Çocukların eğitim hayatı anne babaların ilk sıralardaki önceliği arasında yer alıyor. Bu konuda dijital çözümlerin sayısı artıyor. Vitamin LGS; detaylı raporlarla öğrencilerin performanslarını yakından takip ediyor, kişiselleştirilmiş çalışma sistemiyle onları sınava eksiksiz hazırlıyor. Yeni nesil sorular ve çözüm videolarından oluşan yaklaşık 15 bin soruluk havuza sahip Vitamin LGS, dijital sistemle uyumlu zengin basılı kaynaklar da sunuyor.
Türk Telekom iştiraki ve Türkiye'nin öncü eğitim teknolojileri şirketi Sebit, geliştirdiği eğitim çözümleriyle milyonlarca öğrencinin yaşamına değer katmayı sürdürüyor. Bu kapsamda Sebit, 34 yıllık Ar-Ge deneyimiyle Liselere Geçiş Sınavı'na (LGS) hazırlanan 8'inci sınıf öğrencilerine sınavda başarılı olmaları için gereken üst düzey becerileri kazandırmak amacıyla Vitamin LGS'yi geliştirdi.
HER ÖĞRENCİYE ÖZEL ÇALIŞMA
LGS'de konuları iyi düzeyde bilmek sınav başarısı için tek başına yeterli olmuyor. Vitamin LGS; öğrencilere LGS başarısı için gereken okuduğunu anlama, kritik düşünme, problem çözme, model geliştirme, analiz etme gibi üst düzey becerileri kazandıran "akıllı bir çalışma sistemi" sunuyor. Adım adım ilerlemeyi sağlayan sistem sayesinde çözülen her soruda öğrenci değerlendiriliyor ve yanlışlarına göre karşısına yeni sorular çıkarılarak eksiklerini tamamlaması ve hedef odaklı ilerlemesi sağlanıyor.

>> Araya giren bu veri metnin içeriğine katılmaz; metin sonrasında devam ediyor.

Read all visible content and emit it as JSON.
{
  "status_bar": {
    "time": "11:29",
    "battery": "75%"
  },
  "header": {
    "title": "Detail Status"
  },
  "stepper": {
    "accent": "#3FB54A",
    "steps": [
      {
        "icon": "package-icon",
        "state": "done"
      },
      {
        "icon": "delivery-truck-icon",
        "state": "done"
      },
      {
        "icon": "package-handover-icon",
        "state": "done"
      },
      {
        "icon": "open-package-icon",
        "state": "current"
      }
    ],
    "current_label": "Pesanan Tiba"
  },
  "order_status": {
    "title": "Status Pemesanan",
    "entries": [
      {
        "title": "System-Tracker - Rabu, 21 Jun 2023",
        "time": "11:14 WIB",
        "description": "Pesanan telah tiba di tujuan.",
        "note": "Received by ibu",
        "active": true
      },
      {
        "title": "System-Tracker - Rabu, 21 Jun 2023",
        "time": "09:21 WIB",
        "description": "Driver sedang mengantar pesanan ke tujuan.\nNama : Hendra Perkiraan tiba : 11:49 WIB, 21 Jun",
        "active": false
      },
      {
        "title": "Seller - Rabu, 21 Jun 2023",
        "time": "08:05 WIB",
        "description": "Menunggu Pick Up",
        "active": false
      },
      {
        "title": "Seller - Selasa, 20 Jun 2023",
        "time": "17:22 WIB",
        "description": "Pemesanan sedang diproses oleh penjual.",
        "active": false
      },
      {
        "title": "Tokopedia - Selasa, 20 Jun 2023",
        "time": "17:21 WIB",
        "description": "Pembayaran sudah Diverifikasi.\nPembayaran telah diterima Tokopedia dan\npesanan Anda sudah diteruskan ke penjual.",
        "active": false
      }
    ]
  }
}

Vitamin LGS; binlerce beceri temelli yeni nesil soru ve çözüm videosunu, eksikleri tamamlamaya yönelik yüzlerce etkileşimli öğretmen konu anlatımını, LGS ile yüksek benzerlikte sorulardan oluşan deneme sınavları ve ders denemelerini, raporlarla öğrencinin gelişimini ve eksiklerini gösteren performans takip sistemini, öğrenciyi cevaplarına göre yönlendiren "Adım Kartları Seti"ni ve LGS'ye hazırlıkta en çok tercih edilen soru bankalarını tek bir eğitim setinde sunuyor.